Ernesto fue joven una vez. Pero antes de eso tuvo muchos años de vejez. Como si de un «Benjamin Button» cualquiera se tratase, Ernesto prácticamente nació viejo.
En su familia no permitían ni perros ni niños, así que le convirtieron en adulto antes de que llegase a ser una verdadera molestia.
Quiso ser un héroe de historieta, de esos de los que había escuchado hablar a algunos de sus compañeros de clase mientras el leía los grandes clásicos de la biblioteca de su padre. Una de esas bibliotecas en las que más importa la armonía de sus encuadernaciones que la riqueza de su contenido.
Quiso ser artista mientras estudiaba derecho, mientras elaboraba análisis críticos (en su justa medida) de cada tema, como única forma que se le permitía de mostrar creatividad.
Poco después, dejó incluso de querer nada y entonces conoció a Marisa: la que su madre supo enseguida, y él poco después, que sería su esposa…
Marisa nunca fue joven. Ni mayor. No tuvo edad, ni ideas, ni palabra, ni alma. Marisa sólo fue siempre una muñeca de porcelana mostrada en un estante de la casa de sus padres primero y luego en la de su marido.
Nunca le gustó demasiado la educación que su hijo recién nacido estaba destinado a recibir, la que su padre aprendió de sus padres: ni perros ni niños. Pero nunca dijo nada.
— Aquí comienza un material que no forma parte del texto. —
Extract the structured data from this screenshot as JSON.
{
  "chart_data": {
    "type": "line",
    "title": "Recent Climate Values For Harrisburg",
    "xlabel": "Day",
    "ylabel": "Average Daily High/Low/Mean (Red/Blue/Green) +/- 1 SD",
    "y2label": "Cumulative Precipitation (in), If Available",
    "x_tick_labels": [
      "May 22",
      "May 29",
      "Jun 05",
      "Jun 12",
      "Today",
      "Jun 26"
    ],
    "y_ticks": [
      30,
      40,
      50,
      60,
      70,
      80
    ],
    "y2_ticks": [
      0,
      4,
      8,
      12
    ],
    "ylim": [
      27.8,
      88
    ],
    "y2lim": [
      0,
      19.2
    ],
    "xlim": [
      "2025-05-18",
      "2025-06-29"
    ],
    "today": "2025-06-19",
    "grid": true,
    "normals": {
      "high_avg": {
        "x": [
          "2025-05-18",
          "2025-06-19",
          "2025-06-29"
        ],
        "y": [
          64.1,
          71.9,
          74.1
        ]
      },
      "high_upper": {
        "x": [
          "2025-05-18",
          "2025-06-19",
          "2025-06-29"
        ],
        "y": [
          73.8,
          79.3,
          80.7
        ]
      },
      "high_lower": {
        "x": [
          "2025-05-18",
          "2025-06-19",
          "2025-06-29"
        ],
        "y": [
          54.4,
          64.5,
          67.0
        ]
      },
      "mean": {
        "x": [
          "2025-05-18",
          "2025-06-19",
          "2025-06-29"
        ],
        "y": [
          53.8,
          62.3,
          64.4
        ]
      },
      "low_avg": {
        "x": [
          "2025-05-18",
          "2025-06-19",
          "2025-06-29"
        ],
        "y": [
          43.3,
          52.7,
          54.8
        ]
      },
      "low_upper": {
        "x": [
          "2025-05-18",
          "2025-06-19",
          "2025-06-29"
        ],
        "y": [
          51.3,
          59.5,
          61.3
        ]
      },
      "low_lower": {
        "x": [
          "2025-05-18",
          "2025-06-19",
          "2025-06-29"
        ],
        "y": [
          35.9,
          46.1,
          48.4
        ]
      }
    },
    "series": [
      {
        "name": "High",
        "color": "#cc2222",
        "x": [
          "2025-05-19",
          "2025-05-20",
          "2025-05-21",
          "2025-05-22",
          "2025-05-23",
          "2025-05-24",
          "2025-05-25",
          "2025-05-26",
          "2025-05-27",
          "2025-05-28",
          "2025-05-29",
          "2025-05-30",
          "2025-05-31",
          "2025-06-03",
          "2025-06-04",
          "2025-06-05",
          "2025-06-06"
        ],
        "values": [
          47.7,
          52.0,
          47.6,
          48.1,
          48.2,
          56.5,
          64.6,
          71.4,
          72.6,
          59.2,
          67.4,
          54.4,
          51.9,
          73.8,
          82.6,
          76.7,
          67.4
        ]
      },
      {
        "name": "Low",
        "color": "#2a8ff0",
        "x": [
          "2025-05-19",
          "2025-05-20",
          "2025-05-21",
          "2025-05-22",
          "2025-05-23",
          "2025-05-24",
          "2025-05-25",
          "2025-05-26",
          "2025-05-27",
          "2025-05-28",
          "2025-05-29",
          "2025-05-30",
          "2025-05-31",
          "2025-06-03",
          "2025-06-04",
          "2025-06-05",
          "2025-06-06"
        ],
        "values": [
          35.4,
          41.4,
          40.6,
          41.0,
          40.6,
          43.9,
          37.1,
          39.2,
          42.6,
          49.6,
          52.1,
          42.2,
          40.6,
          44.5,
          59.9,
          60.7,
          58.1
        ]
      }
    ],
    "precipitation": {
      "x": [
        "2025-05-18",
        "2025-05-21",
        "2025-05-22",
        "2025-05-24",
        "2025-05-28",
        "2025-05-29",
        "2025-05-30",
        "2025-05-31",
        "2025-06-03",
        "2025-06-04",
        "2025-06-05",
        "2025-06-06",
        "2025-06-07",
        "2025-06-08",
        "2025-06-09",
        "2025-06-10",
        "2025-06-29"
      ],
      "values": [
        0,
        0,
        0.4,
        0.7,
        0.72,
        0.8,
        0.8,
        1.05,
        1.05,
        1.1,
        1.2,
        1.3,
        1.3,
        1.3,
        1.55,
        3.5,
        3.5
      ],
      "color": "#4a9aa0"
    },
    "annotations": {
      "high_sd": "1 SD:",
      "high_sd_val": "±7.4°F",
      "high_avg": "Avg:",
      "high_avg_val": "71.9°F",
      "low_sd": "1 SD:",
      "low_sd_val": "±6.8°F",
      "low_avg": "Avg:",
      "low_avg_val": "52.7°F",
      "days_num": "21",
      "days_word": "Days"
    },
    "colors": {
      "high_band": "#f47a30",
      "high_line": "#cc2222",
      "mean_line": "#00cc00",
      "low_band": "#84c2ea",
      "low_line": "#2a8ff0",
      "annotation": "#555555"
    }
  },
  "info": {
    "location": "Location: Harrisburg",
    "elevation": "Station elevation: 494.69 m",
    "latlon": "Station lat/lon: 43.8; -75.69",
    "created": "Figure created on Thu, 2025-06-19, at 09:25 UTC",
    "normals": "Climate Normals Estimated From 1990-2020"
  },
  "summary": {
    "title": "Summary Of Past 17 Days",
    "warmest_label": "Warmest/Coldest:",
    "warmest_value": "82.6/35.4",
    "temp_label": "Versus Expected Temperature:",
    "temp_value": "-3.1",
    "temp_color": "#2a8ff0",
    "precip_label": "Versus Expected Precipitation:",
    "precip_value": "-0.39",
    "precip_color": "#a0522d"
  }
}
Odiaba sonreír, por ser aquello que se le había enseñado a hacer mejor que nada, pero jamás se le había permitido llorar, ni siquiera de alegría. Por eso admiraba las lágrimas. Sentía envidia cada vez que veía a alguien expresar sus emociones de esa forma tan libre, tan natural. Pero ella no lloraba, ni siquiera en la intimidad, como tampoco lo hacía su esposo, ni tampoco su pequeño, ese hijo que al que no se le podría permitir ser un niño.
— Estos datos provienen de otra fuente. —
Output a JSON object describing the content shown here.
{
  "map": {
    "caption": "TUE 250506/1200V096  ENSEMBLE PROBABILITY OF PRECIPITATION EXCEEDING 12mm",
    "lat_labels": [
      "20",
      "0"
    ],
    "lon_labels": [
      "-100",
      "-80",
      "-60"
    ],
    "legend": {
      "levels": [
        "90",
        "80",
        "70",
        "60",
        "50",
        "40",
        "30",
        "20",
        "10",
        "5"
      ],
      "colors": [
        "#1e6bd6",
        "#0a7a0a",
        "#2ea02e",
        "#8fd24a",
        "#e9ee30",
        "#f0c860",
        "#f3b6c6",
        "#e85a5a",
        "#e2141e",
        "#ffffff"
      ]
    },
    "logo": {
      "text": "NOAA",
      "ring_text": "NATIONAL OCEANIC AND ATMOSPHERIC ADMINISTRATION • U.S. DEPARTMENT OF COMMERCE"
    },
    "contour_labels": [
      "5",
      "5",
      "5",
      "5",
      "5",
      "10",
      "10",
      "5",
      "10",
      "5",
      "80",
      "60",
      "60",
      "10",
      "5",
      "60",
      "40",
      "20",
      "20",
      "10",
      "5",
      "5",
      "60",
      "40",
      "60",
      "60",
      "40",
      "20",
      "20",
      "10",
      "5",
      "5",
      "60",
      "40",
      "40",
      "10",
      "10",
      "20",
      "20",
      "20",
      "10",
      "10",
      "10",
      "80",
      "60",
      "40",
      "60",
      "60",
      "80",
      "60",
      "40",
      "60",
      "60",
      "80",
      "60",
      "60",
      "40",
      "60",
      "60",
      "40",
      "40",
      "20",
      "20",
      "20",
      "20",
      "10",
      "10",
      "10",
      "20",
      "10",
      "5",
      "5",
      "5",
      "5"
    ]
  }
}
Ni niños, ni perros, ni lágrimas…
Sólo una noche reaccionó, aunque lo hiciese con la discreción que tenía tan aprendida.
La única rebeldía que se permitió fue irse pronto del teatro.
Estaba cansada. No del ballet, ni de las relaciones sociales, sino de su vida. Y se fue. Se excusó y, cuando Ernesto se dispuso a acompañarla, le dijo que prefería volver sola y que sería mejor que él se quedase.
Ella se sintió rebelde. La muñeca de porcelana había salido de su estante a dar un pequeño paseo…
Ernesto se quedó esa noche. Tras cerrar el telón, le presentaron a la bailarina principal… A partir de ese momento, pudo sentir, cada tarde en el apartamento de su amante, como la juventud que nunca había tenido se le devolvía en cada gota de sudor.